Przed środowym spotkaniem z rezerwami Górnika Zabrze rozmawiamy z piłkarzem tej drużyny Arsenem Hrosu.
Mecz 2. kolejki trzecioligowych rozgrywek z MKS Kluczbork zakończył się Waszą porażką 1:2. Jaki był to pojedynek dla rezerw Górnika?
To było trudne spotkanie, w którym cały zespół na pewno nie zagrał na 100% swoich możliwości. W następnym meczu musimy zaprezentować się zdecydowanie lepiej.
Początek sezonu jest trochę pechowy dla Was. To już drugi pojedynek w tym sezonie, w którym tracicie gola w samej końcówce. Jak myślisz z czego to wynika?
To prawda. Niestety zarówno w tym ostatnim jak i poprzednim straciliśmy bramki w ostatnich minutach. Mam nadzieję, że taka sytuacja już się nie powtórzy. Z czego to wynika? Trudno powiedzieć. Na pewno brakowało nam skuteczności i w kolejnych spotkaniach jeżeli chcemy zdobywać punkty powinniśmy zagrać zdecydowanie bardziej skutecznie i być skoncentrowanym od pierwszej do ostatniej minuty.
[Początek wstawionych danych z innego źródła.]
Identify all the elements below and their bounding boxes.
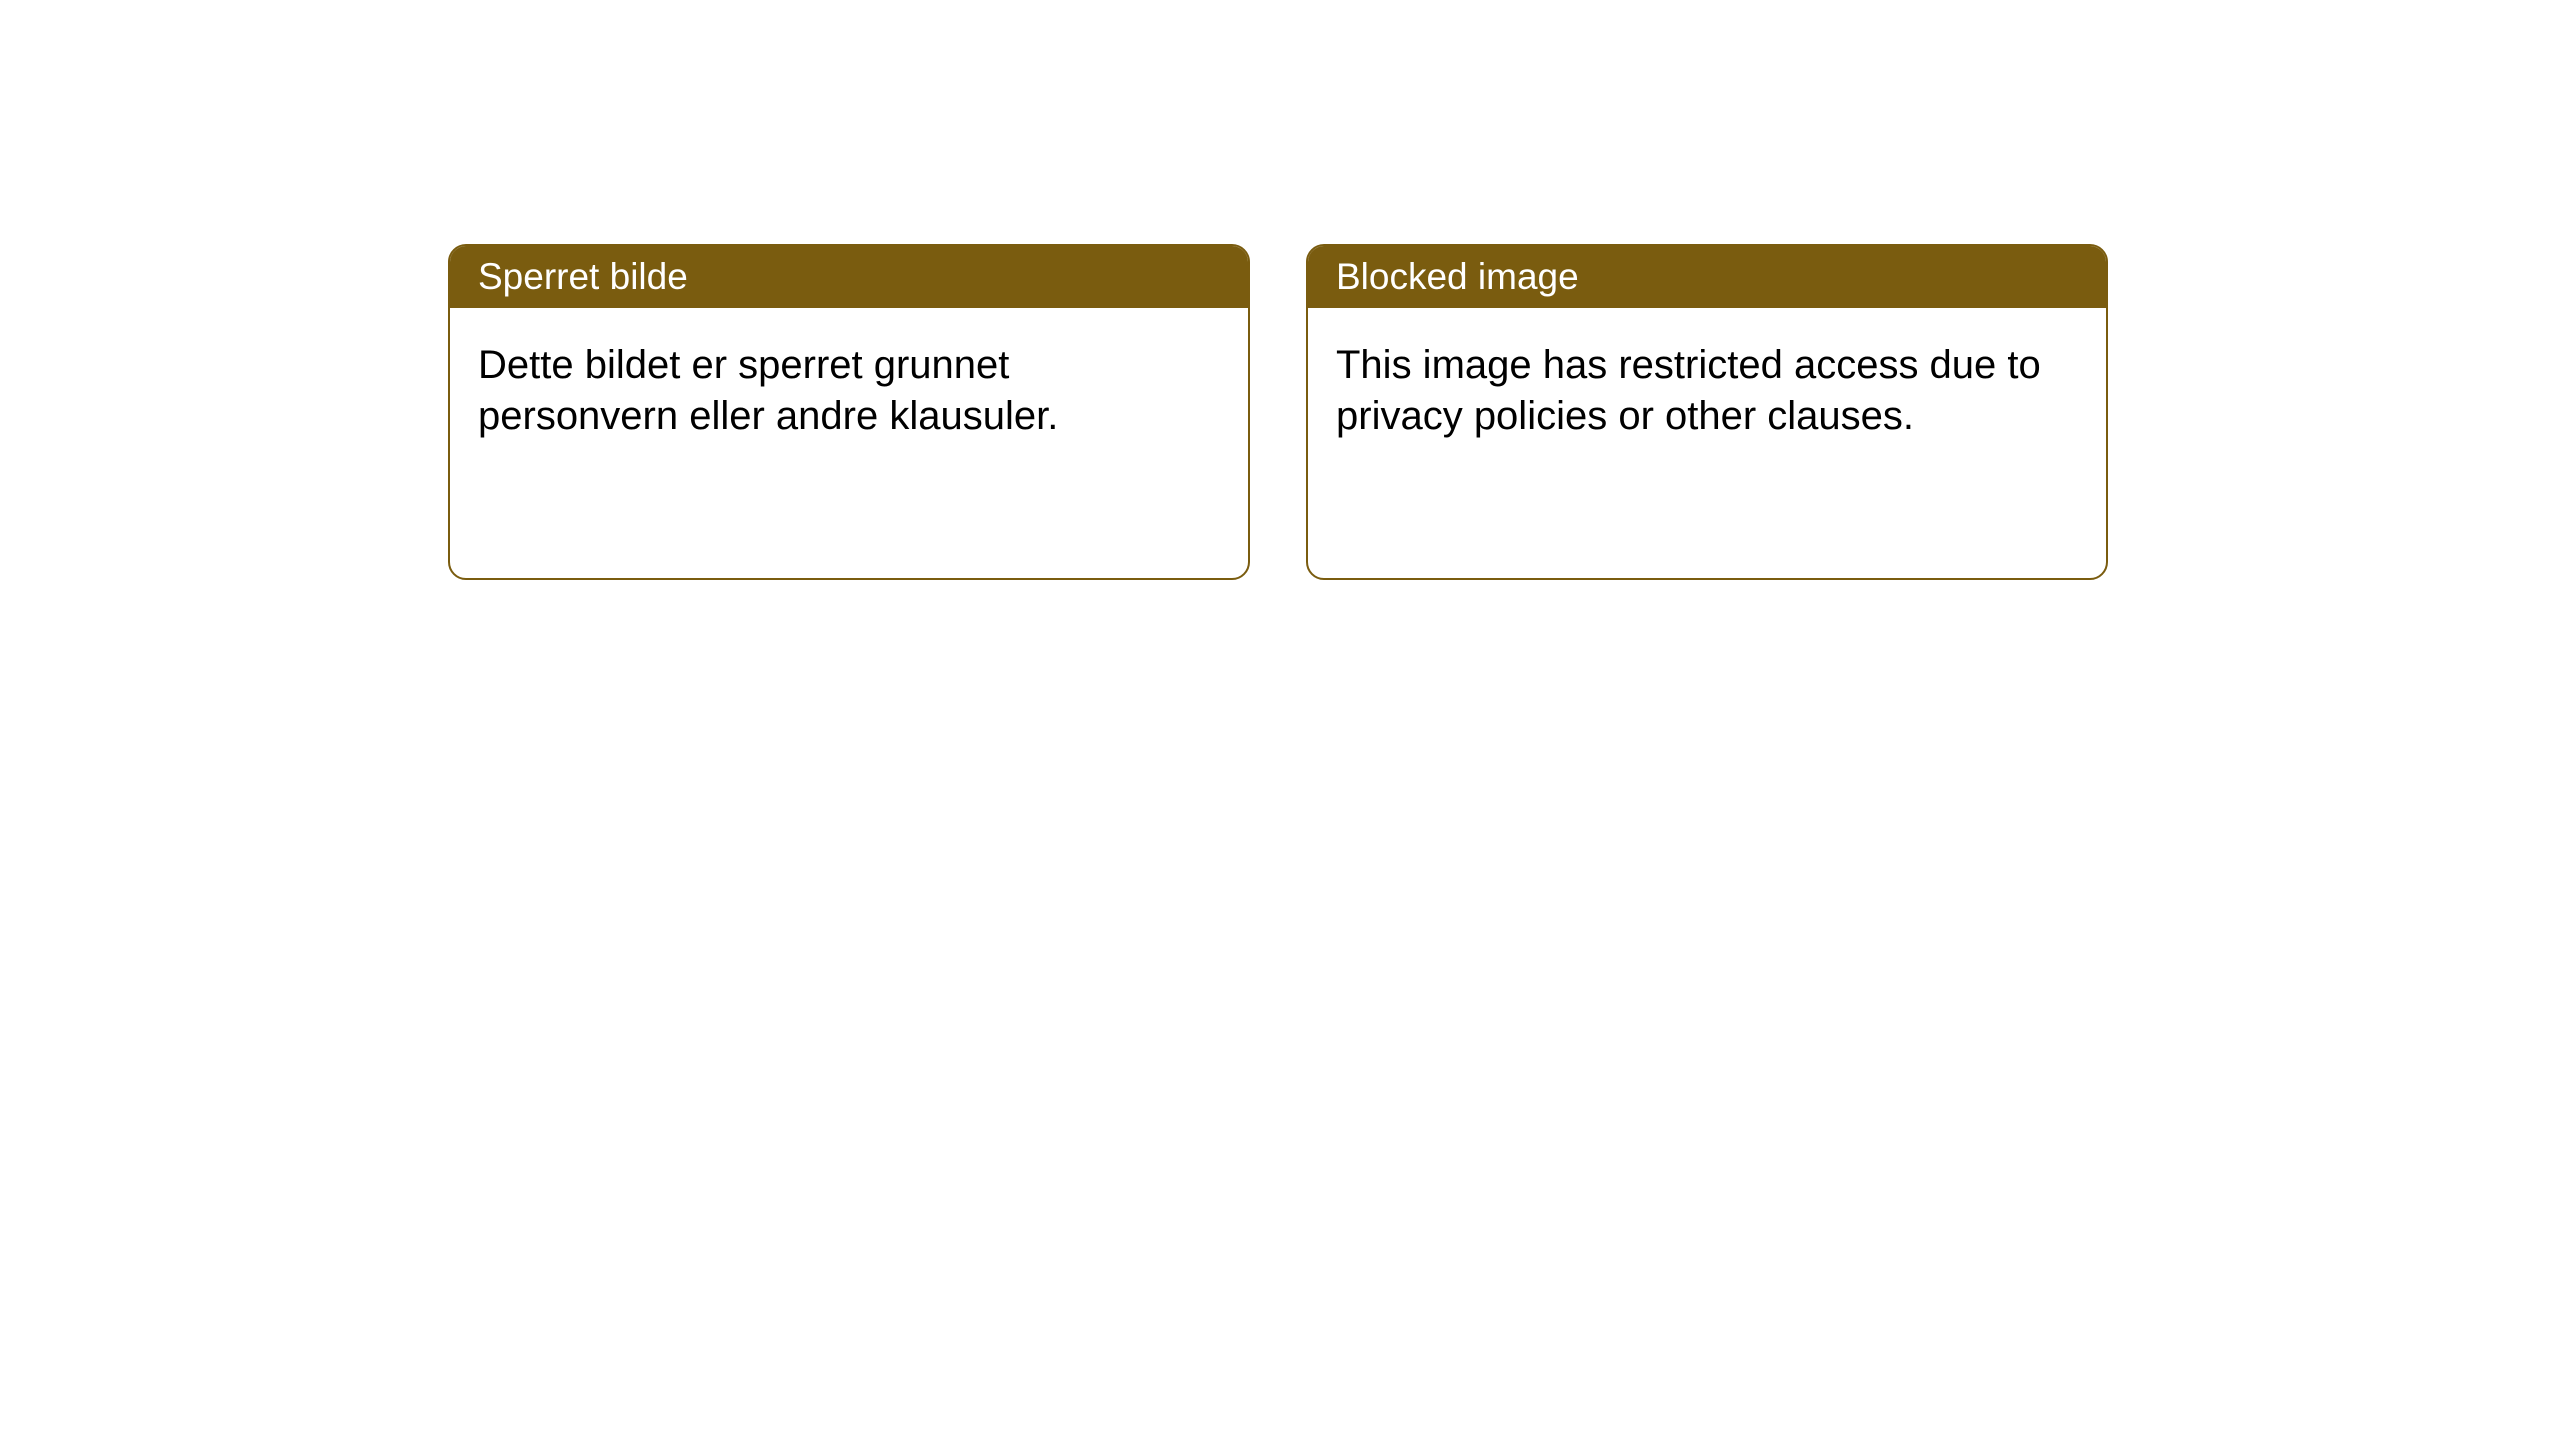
notice-title: Sperret bilde: [478, 256, 688, 297]
notice-header: Sperret bilde: [450, 246, 1248, 308]
notice-title: Blocked image: [1336, 256, 1579, 297]
notices-container: Sperret bilde Dette bildet er sperret gr…: [0, 0, 2560, 580]
notice-card-norwegian: Sperret bilde Dette bildet er sperret gr…: [448, 244, 1250, 580]
notice-header: Blocked image: [1308, 246, 2106, 308]
notice-body-text: This image has restricted access due to …: [1336, 343, 2041, 438]
notice-body-text: Dette bildet er sperret grunnet personve…: [478, 343, 1058, 438]
notice-body: This image has restricted access due to …: [1308, 308, 2106, 578]
notice-card-english: Blocked image This image has restricted …: [1306, 244, 2108, 580]
notice-body: Dette bildet er sperret grunnet personve…: [450, 308, 1248, 578]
Następny mecz, rozegracie już w najbliższą środę. Tym razem Waszym rywalem będzie Ślęza Wrocław. Ty przeciwko tej ekipie grałeś raz. Wówczas przegraliście na własnym boisku 0:4. Jak musicie zagrać w tym pojedynku, aby powalczyć w nim o kolejne punkty?
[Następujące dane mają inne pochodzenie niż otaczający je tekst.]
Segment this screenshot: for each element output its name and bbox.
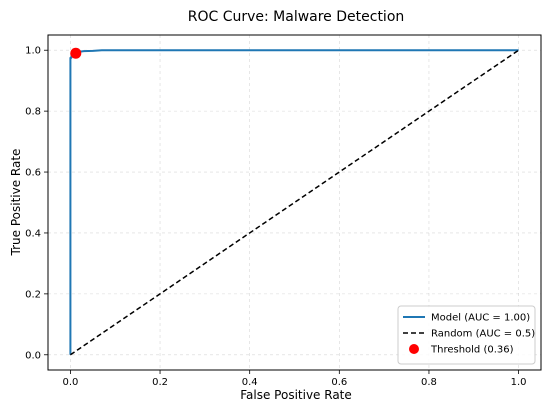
- x-tick-label: 0.2: [152, 377, 168, 388]
- x-tick-label: 0.0: [62, 377, 78, 388]
- y-tick-label: 1.0: [25, 46, 41, 57]
- y-axis-label: True Positive Rate: [9, 149, 23, 257]
- x-axis-label: False Positive Rate: [240, 388, 352, 402]
- legend-label: Random (AUC = 0.5): [431, 329, 535, 340]
- x-tick-label: 1.0: [511, 377, 527, 388]
- threshold-marker: [70, 47, 82, 59]
- x-tick-label: 0.8: [421, 377, 437, 388]
- legend-label: Threshold (0.36): [430, 345, 514, 356]
- y-tick-label: 0.0: [25, 350, 41, 361]
- chart-title: ROC Curve: Malware Detection: [188, 9, 405, 25]
- random-line: [69, 49, 520, 356]
- legend-box: [397, 305, 536, 365]
- y-tick-label: 0.6: [25, 168, 41, 179]
- series-layer: [69, 47, 520, 356]
- y-tick-label: 0.2: [25, 289, 41, 300]
- y-tick-label: 0.4: [25, 228, 41, 239]
- plot-frame: [47, 34, 542, 371]
- x-tick-label: 0.6: [331, 377, 347, 388]
- legend-label: Model (AUC = 1.00): [431, 313, 530, 324]
- legend: Model (AUC = 1.00) Random (AUC = 0.5) Thre…: [397, 305, 536, 365]
- ticks: 0.0 0.2 0.4 0.6 0.8 1.0 0.0 0.2 0.4 0.6 0.8 1.0: [25, 46, 526, 388]
- y-tick-label: 0.8: [25, 107, 41, 118]
- x-tick-label: 0.4: [242, 377, 258, 388]
- legend-marker: [409, 344, 419, 354]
Wszyscy wiemy, że Ślęza to groźny przeciwnik, który potrafi grać piłką i napędzać tempo gry każdą akcją. Ale jesteśmy gotowi na to. Tak jak wspominałem, aby walczyć o zwycięstwo musimy być skuteczniejsi i wykonywać wszystkie wskazówki trenera. Tylko taka nasza postawa może dać nam sukces w tym spotkaniu.
Co może o nim zadecydować?
W piłce nożnej jak i w każdej dyscyplinie sportu nie ma drobiazgów. Dlatego mogę powiedzieć, że na pewno trzy punkty zdobędzie ekipa, która da wszystko z siebie i chyba to zadecyduje o wyniku.
Twoja dobra gra w rezerwach została doceniona przez sztab szkoleniowy pierwszej drużyny. Niecały miesiąc temu zostałeś zgłoszony przez zespół Górnika Zabrze do rozgrywek Ekstraklasy. Nad jakim elementem gry musisz najbardziej pracować, aby na stałe zagościć w ekipie prowadzonej przez trenera Jana Urbana?
Tak zostałem zgłoszony i cieszę się, że mam szansę, aby spróbować swoich sił na boiskach Ekstraklasy. Jednocześnie muszę się rozwijać ze wszystkich stron, bo tak jak powiedziałem powyżej, w piłce nie ma małych rzeczy i dlatego muszę jeszcze ciężej pracować. Mam nadzieję, że dostanę tę szansę i ją wykorzystam.